For an instant tears misted her eyes and then she asked in a rather bewildered voice, "Stuart, stripped of all its casuistry, what is your argument except a plea for infidelity?"

"Revolt against that most powerful and vicious of all autocracies," he confidently declared, "the tyranny of weakness over strength!"

But Conscience Tollman only shook her head and smiled her unconverted scepticism.

"Was it being true to such an ideal as that which made a certain king in Israel send a certain captain into the front of the battle, because he loved that captain's wife? I have listened to all this argument, because I wanted you to feel sure that I wasn't afraid to hear it. But it can never persuade me. And what have you to say of the trust of a husband who accepts you in his house as a member of his family—without suspicion?"
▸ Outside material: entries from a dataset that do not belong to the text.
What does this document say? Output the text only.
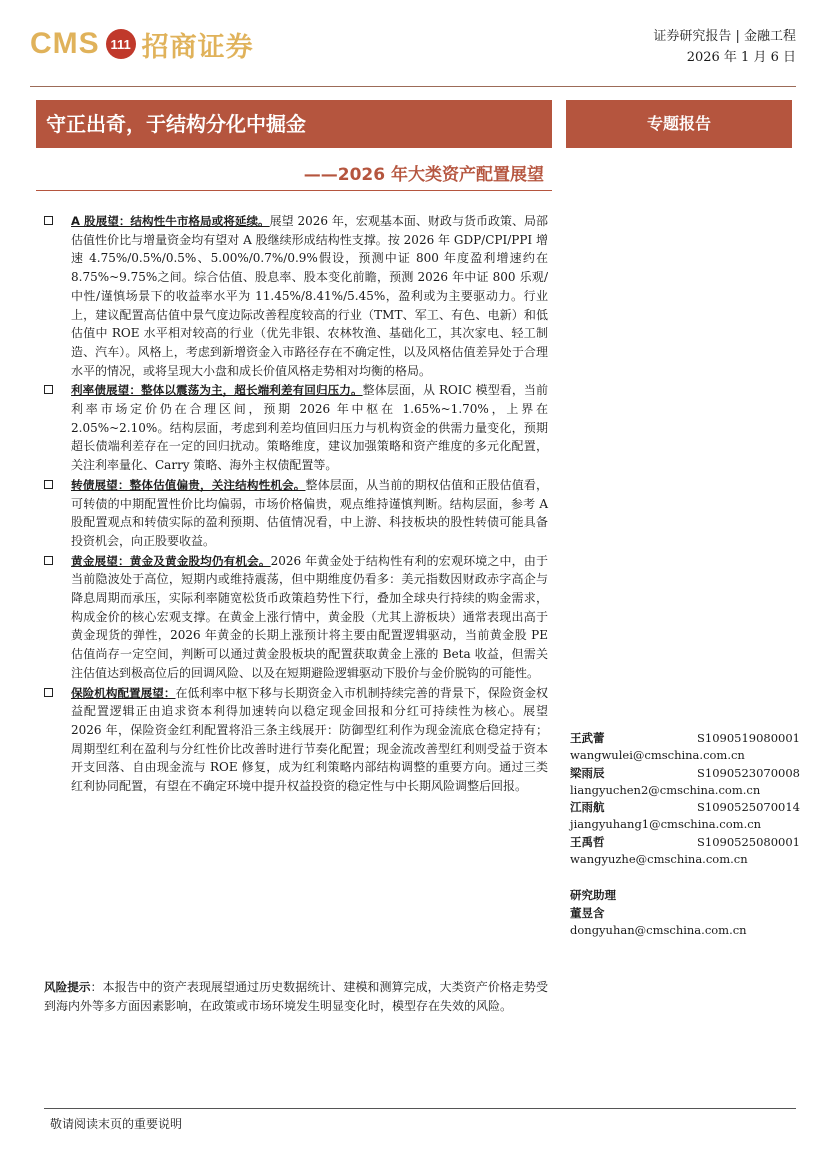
CMS 111 招商证券	证券研究报告 | 金融工程
2026 年 1 月 6 日
守正出奇，于结构分化中掘金
——2026 年大类资产配置展望
专题报告
A 股展望：结构性牛市格局或将延续。展望 2026 年，宏观基本面、财政与货币政策、局部估值性价比与增量资金均有望对 A 股继续形成结构性支撑。按 2026 年 GDP/CPI/PPI 增速 4.75%/0.5%/0.5%、5.00%/0.7%/0.9%假设，预测中证 800 年度盈利增速约在 8.75%~9.75%之间。综合估值、股息率、股本变化前瞻，预测 2026 年中证 800 乐观/中性/谨慎场景下的收益率水平为 11.45%/8.41%/5.45%，盈利或为主要驱动力。行业上，建议配置高估值中景气度边际改善程度较高的行业（TMT、军工、有色、电新）和低估值中 ROE 水平相对较高的行业（优先非银、农林牧渔、基础化工，其次家电、轻工制造、汽车）。风格上，考虑到新增资金入市路径存在不确定性，以及风格估值差异处于合理水平的情况，或将呈现大小盘和成长价值风格走势相对均衡的格局。
利率债展望：整体以震荡为主，超长端利差有回归压力。整体层面，从 ROIC 模型看，当前利率市场定价仍在合理区间，预期 2026 年中枢在 1.65%~1.70%，上界在 2.05%~2.10%。结构层面，考虑到利差均值回归压力与机构资金的供需力量变化，预期超长债端利差存在一定的回归扰动。策略维度，建议加强策略和资产维度的多元化配置，关注利率量化、Carry 策略、海外主权债配置等。
转债展望：整体估值偏贵，关注结构性机会。整体层面，从当前的期权估值和正股估值看，可转债的中期配置性价比均偏弱，市场价格偏贵，观点维持谨慎判断。结构层面，参考 A 股配置观点和转债实际的盈利预期、估值情况看，中上游、科技板块的股性转债可能具备投资机会，向正股要收益。
黄金展望：黄金及黄金股均仍有机会。2026 年黄金处于结构性有利的宏观环境之中，由于当前隐波处于高位，短期内或维持震荡，但中期维度仍看多：美元指数因财政赤字高企与降息周期而承压，实际利率随宽松货币政策趋势性下行，叠加全球央行持续的购金需求，构成金价的核心宏观支撑。在黄金上涨行情中，黄金股（尤其上游板块）通常表现出高于黄金现货的弹性，2026 年黄金的长期上涨预计将主要由配置逻辑驱动，当前黄金股 PE 估值尚存一定空间，判断可以通过黄金股板块的配置获取黄金上涨的 Beta 收益，但需关注估值达到极高位后的回调风险、以及在短期避险逻辑驱动下股价与金价脱钩的可能性。
保险机构配置展望：在低利率中枢下移与长期资金入市机制持续完善的背景下，保险资金权益配置逻辑正由追求资本利得加速转向以稳定现金回报和分红可持续性为核心。展望 2026 年，保险资金红利配置将沿三条主线展开：防御型红利作为现金流底仓稳定持有；周期型红利在盈利与分红性价比改善时进行节奏化配置；现金流改善型红利则受益于资本开支回落、自由现金流与 ROE 修复，成为红利策略内部结构调整的重要方向。通过三类红利协同配置，有望在不确定环境中提升权益投资的稳定性与中长期风险调整后回报。
风险提示：本报告中的资产表现展望通过历史数据统计、建模和测算完成，大类资产价格走势受到海内外等多方面因素影响，在政策或市场环境发生明显变化时，模型存在失效的风险。
王武蕾	S1090519080001
wangwulei@cmschina.com.cn
梁雨辰	S1090523070008
liangyuchen2@cmschina.com.cn
江雨航	S1090525070014
jiangyuhang1@cmschina.com.cn
王禹哲	S1090525080001
wangyuzhe@cmschina.com.cn
研究助理
董昱含
dongyuhan@cmschina.com.cn
敬请阅读末页的重要说明
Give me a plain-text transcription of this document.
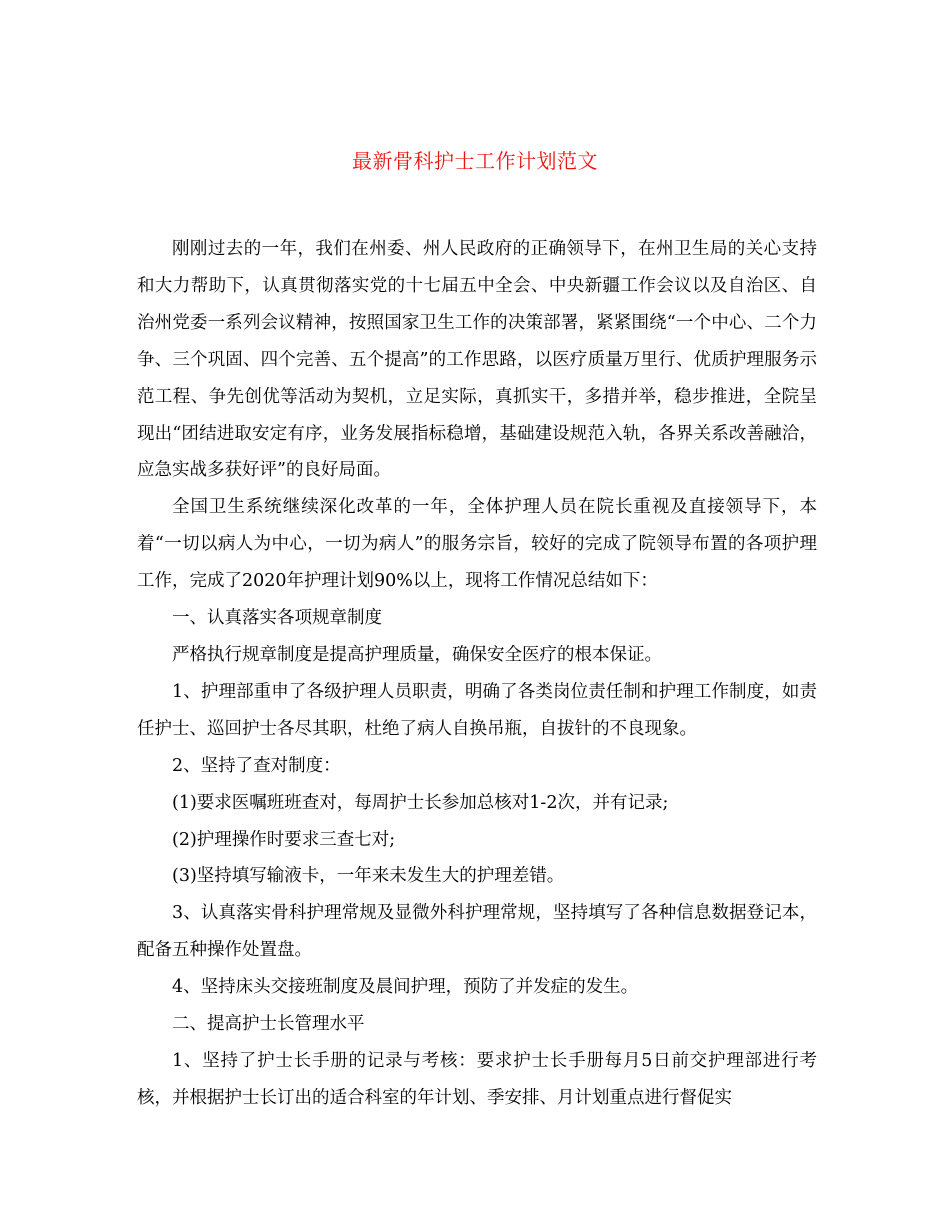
最新骨科护士工作计划范文

刚刚过去的一年，我们在州委、州人民政府的正确领导下，在州卫生局的关心支持和大力帮助下，认真贯彻落实党的十七届五中全会、中央新疆工作会议以及自治区、自治州党委一系列会议精神，按照国家卫生工作的决策部署，紧紧围绕“一个中心、二个力争、三个巩固、四个完善、五个提高”的工作思路，以医疗质量万里行、优质护理服务示范工程、争先创优等活动为契机，立足实际，真抓实干，多措并举，稳步推进，全院呈现出“团结进取安定有序，业务发展指标稳增，基础建设规范入轨，各界关系改善融洽，应急实战多获好评”的良好局面。

全国卫生系统继续深化改革的一年，全体护理人员在院长重视及直接领导下，本着“一切以病人为中心，一切为病人”的服务宗旨，较好的完成了院领导布置的各项护理工作，完成了2020年护理计划90%以上，现将工作情况总结如下：

一、认真落实各项规章制度

严格执行规章制度是提高护理质量，确保安全医疗的根本保证。

1、护理部重申了各级护理人员职责，明确了各类岗位责任制和护理工作制度，如责任护士、巡回护士各尽其职，杜绝了病人自换吊瓶，自拔针的不良现象。

2、坚持了查对制度：

(1)要求医嘱班班查对，每周护士长参加总核对1-2次，并有记录;

(2)护理操作时要求三查七对;

(3)坚持填写输液卡，一年来未发生大的护理差错。

3、认真落实骨科护理常规及显微外科护理常规，坚持填写了各种信息数据登记本，配备五种操作处置盘。

4、坚持床头交接班制度及晨间护理，预防了并发症的发生。

二、提高护士长管理水平

1、坚持了护士长手册的记录与考核：要求护士长手册每月5日前交护理部进行考核，并根据护士长订出的适合科室的年计划、季安排、月计划重点进行督促实
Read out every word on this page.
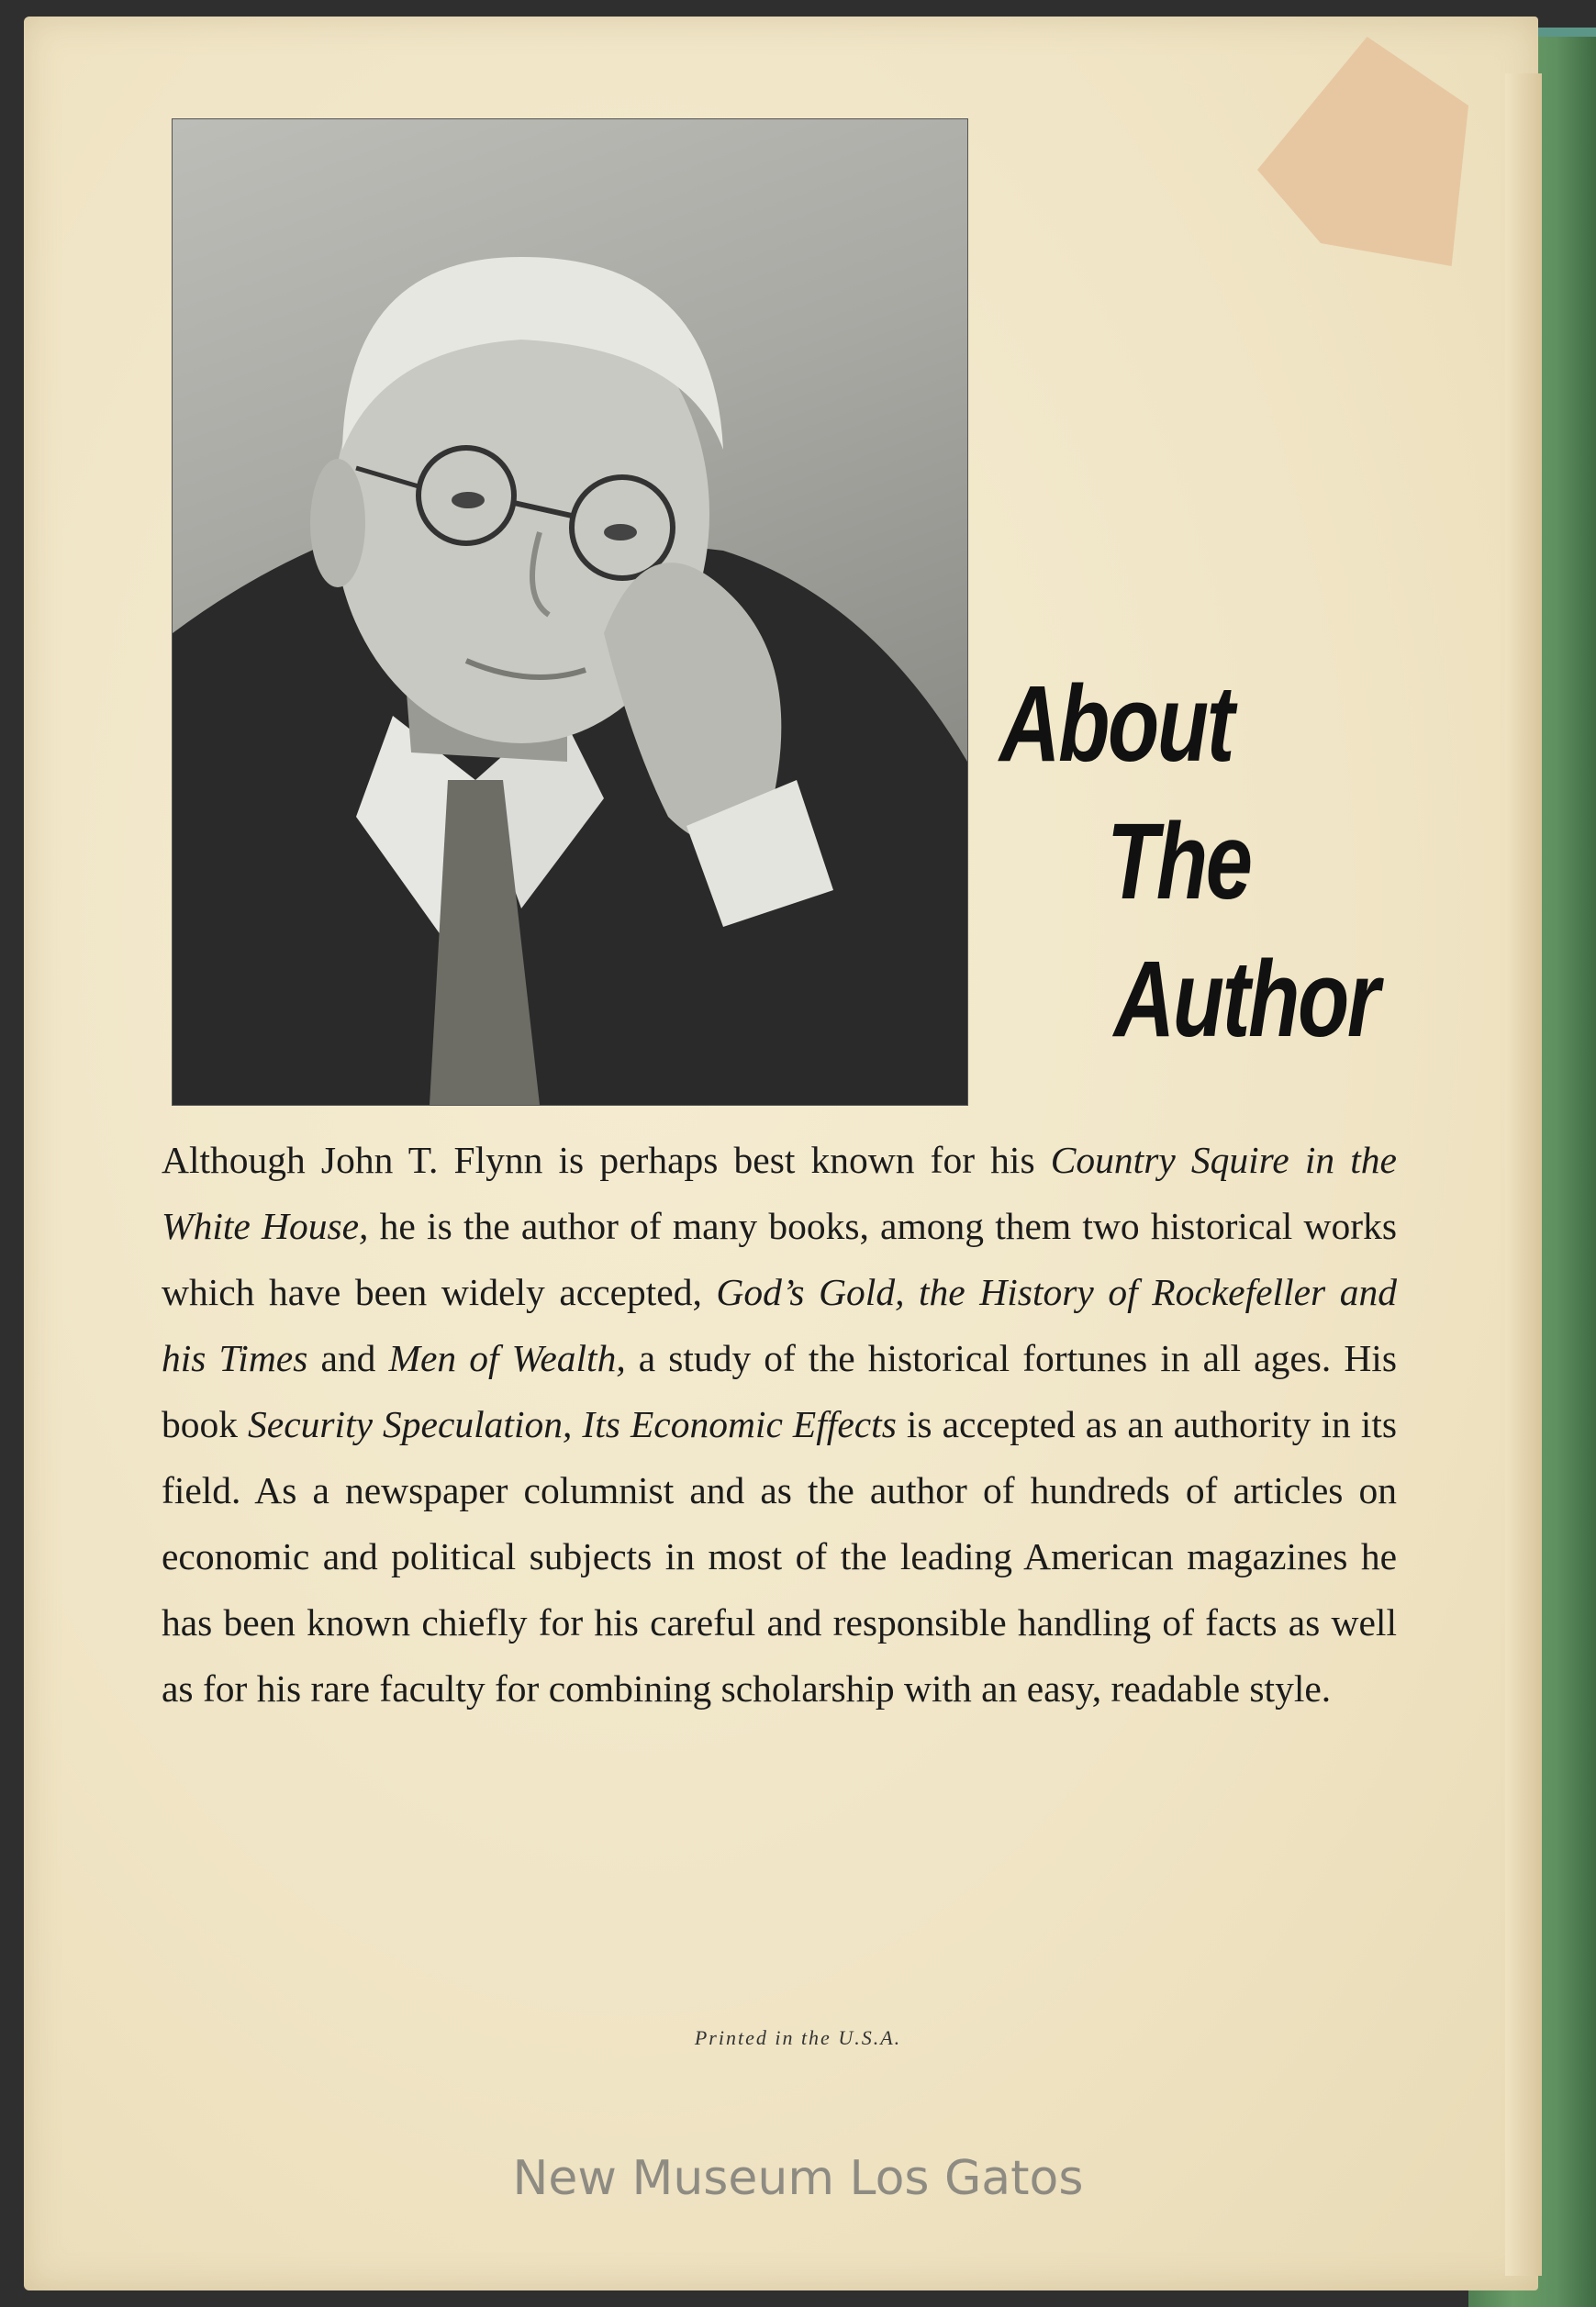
About
The
Author
Although John T. Flynn is perhaps best known for his Country Squire in the White House, he is the author of many books, among them two historical works which have been widely accepted, God’s Gold, the History of Rockefeller and his Times and Men of Wealth, a study of the historical fortunes in all ages. His book Security Speculation, Its Economic Effects is accepted as an authority in its field. As a newspaper columnist and as the author of hundreds of articles on economic and political subjects in most of the leading American magazines he has been known chiefly for his careful and responsible handling of facts as well as for his rare faculty for combining scholarship with an easy, readable style.
Printed in the U.S.A.
New Museum Los Gatos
"I say that he has had his chance in all fairness and has failed. I say that during the years of this ill-starred experiment you have fought valiantly to make him win. I have, at least, not interfered by act or a word. If he had not arranged this meeting I should never have done so—and since he is responsible for our being brought together now he must face the consequences."

"Then your attitude of last night was not just moon madness, after all?"

"I mean to penetrate your life as far as I can and to recognize no inner sanctum from which I am barred. He is the usurper and my love is not tame enough to submit. I am your lover because, though your words deny me, your heart invites me. I'm coming to stay."

This time the woman's eyes did not kindle into furious or contemptuous fires, but her voice was so calmly resolute that Stuart felt his own had been a blustering thing.

"Then, Stuart, I'm still the puritan woman. I'm asking no quarter—and I have no fears. Attack as soon and as often and as furiously as you wish. I'm ready."